6. Design the escalation path before you design the autonomy. Human-in-the-loop escalation was designed into the workflow from the first architecture review. The system's reliability comes partly from its willingness to say "I cannot answer this with sufficient confidence here is the right person to ask." That behaviour cannot be retrofitted; it has to be architectural intent from day one.
Key Takeaways
- Agentic AI for compliance outperforms standard RAG on the three dimensions that matter in regulated industries: multi-hop reasoning, live corpus access, and enforceable citation discipline
- Deterministic step-based workflows are the correct architecture for regulated workloads they produce the auditable checkpoints that second-line teams and regulators require
- Five narrow, typed tools beat an omnibus search tool the tool call log is an audit artifact; make it legible
- Every answer must be clause-level cited not as a feature, but as an architectural hard gate enforced by the verification agent
- Per-query observability (Portkey + Agno traces) is core infrastructure, not a nice-to-have without it, debugging wrong answers in a live compliance system is not feasible
- Human-in-the-loop escalation is a design feature, not a fallback the system's credibility rests on its willingness to escalate when uncertain
Conclusion
In a regulated industry, the question is not "can the model answer this?" it is "can the institution defend the answer?" That reframes the entire technology choice.

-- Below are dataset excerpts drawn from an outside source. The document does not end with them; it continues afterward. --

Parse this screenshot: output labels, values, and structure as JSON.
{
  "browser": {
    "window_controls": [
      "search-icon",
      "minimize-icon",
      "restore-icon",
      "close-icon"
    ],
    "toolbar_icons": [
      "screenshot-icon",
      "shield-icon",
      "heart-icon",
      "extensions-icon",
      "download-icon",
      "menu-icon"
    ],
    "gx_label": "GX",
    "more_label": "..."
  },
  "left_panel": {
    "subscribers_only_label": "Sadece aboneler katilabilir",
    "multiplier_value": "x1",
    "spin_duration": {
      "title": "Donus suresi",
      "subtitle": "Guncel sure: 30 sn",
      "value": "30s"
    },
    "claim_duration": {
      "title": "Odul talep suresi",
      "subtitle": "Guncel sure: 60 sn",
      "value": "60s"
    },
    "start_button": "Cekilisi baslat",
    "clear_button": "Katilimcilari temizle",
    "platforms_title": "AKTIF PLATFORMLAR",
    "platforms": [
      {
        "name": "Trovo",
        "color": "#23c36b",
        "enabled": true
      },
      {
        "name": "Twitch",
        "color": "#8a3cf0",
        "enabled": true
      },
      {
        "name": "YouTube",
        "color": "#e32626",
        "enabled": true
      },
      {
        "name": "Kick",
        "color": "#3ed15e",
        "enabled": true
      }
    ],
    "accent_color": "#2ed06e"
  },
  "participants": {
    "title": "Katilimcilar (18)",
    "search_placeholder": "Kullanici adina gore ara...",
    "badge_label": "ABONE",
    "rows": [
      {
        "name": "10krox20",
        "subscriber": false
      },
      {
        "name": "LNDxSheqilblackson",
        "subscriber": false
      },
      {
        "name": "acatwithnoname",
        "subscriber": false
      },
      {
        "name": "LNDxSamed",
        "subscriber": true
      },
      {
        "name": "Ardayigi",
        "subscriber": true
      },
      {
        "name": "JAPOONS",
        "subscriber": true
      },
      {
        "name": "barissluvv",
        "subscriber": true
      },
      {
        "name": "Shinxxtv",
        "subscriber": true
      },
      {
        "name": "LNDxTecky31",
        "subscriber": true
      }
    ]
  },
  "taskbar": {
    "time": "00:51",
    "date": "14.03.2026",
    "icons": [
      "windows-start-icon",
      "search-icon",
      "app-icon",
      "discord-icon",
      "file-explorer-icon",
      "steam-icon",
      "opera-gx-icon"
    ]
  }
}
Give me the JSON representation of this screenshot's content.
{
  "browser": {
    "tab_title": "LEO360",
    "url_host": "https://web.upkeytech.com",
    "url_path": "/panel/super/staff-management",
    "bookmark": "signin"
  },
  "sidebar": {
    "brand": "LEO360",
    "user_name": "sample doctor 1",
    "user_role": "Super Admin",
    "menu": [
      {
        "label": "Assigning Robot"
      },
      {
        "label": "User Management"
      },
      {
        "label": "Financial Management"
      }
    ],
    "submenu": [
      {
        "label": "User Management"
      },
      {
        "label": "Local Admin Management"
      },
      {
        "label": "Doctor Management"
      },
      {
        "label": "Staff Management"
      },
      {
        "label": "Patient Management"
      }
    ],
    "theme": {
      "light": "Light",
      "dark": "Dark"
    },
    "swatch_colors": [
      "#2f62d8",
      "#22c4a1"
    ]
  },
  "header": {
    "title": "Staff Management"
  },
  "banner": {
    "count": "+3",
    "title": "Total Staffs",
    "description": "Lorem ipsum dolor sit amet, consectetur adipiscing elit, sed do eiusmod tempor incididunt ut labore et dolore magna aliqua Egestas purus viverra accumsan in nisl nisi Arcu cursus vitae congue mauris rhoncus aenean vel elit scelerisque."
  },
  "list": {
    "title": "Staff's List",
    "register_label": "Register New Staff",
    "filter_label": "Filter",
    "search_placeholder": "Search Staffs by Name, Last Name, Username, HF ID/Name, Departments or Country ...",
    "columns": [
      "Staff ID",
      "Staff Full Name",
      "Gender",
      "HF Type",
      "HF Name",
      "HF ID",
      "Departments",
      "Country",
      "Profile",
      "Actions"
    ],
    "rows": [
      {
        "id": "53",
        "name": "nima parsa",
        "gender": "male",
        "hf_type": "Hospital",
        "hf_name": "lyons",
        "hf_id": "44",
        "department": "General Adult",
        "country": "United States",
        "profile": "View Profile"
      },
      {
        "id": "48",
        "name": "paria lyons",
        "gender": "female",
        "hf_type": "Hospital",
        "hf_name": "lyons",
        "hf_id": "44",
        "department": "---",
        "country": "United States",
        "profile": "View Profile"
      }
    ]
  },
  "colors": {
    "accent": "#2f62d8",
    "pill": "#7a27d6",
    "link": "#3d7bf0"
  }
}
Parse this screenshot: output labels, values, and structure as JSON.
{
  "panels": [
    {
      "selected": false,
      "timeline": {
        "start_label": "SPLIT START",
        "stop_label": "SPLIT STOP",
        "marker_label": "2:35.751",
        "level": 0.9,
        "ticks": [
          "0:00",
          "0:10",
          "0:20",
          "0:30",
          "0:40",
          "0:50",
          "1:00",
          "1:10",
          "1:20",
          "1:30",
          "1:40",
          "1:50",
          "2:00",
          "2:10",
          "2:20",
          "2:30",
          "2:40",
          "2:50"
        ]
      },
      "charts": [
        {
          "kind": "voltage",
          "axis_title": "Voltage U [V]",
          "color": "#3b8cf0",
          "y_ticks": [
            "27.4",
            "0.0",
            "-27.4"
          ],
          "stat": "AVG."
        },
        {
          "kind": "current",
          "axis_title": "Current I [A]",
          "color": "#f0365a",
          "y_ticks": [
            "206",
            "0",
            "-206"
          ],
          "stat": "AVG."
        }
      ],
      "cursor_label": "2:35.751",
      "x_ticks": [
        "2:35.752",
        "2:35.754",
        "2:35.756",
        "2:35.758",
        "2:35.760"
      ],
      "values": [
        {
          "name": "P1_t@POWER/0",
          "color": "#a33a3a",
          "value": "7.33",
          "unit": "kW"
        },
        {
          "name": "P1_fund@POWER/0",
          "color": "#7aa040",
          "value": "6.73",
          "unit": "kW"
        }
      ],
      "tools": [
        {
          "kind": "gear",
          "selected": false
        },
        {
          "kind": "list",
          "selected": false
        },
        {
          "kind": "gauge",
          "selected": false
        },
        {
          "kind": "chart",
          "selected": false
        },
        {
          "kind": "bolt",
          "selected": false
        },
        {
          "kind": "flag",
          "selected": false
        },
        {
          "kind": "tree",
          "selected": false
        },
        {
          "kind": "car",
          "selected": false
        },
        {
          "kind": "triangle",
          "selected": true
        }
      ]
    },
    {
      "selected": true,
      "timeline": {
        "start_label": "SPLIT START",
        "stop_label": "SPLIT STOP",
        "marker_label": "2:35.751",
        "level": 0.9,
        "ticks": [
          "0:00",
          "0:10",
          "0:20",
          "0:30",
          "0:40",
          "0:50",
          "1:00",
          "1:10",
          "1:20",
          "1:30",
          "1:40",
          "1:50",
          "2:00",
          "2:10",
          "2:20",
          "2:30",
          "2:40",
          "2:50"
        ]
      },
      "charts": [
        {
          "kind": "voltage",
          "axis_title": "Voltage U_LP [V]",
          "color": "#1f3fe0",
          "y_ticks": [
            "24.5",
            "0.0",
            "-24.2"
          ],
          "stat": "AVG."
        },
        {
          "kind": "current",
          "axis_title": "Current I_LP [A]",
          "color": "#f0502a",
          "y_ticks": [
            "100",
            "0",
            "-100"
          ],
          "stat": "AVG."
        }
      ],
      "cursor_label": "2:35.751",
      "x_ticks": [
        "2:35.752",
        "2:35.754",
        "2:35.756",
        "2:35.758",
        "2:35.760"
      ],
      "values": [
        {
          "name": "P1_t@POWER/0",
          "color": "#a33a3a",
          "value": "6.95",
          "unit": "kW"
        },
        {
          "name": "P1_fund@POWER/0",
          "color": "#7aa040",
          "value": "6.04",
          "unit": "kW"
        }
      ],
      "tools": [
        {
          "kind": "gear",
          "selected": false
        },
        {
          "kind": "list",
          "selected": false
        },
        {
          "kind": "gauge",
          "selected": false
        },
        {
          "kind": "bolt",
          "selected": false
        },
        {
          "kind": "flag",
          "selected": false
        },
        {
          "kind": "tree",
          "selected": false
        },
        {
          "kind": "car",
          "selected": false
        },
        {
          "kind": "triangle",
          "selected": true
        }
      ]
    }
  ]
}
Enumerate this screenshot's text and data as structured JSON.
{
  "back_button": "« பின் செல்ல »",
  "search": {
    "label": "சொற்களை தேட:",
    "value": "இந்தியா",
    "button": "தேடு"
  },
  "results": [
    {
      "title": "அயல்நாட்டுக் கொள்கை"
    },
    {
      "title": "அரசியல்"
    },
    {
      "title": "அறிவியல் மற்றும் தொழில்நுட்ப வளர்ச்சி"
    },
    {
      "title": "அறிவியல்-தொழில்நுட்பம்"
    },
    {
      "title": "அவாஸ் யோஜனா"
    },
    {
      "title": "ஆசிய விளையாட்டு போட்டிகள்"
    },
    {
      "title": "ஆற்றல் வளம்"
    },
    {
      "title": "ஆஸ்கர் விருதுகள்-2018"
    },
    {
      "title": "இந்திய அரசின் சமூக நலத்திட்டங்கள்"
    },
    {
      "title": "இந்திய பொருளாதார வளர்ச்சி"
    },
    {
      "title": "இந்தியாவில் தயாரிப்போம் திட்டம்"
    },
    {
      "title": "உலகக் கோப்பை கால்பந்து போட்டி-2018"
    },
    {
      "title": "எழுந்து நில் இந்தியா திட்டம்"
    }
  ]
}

Agentic AI earns its place in BFSI compliance for four reasons that are architectural, not cosmetic. Multi-hop reasoning is native to agent workflows where it is structurally impossible for flat retrieval. Auditability is built in every agent trace is a contemporaneous record of how an answer was derived, the exact artifact internal audit and regulators want. Tool-use transparency means the system's actions are inspectable and explainable, not a black box. And graceful degradation escalating when uncertain rather than hallucinating with confidence is the right safety behaviour for a domain where a wrong answer is a compliance event.
The deepest bet in this architecture is straightforward: in regulated industries, the most defensible AI is the one that can show its work and an agent's trace is that work.
We built this system for one of the most established banking groups in our market. It is in production. The compliance team uses it daily. The audit trail holds up.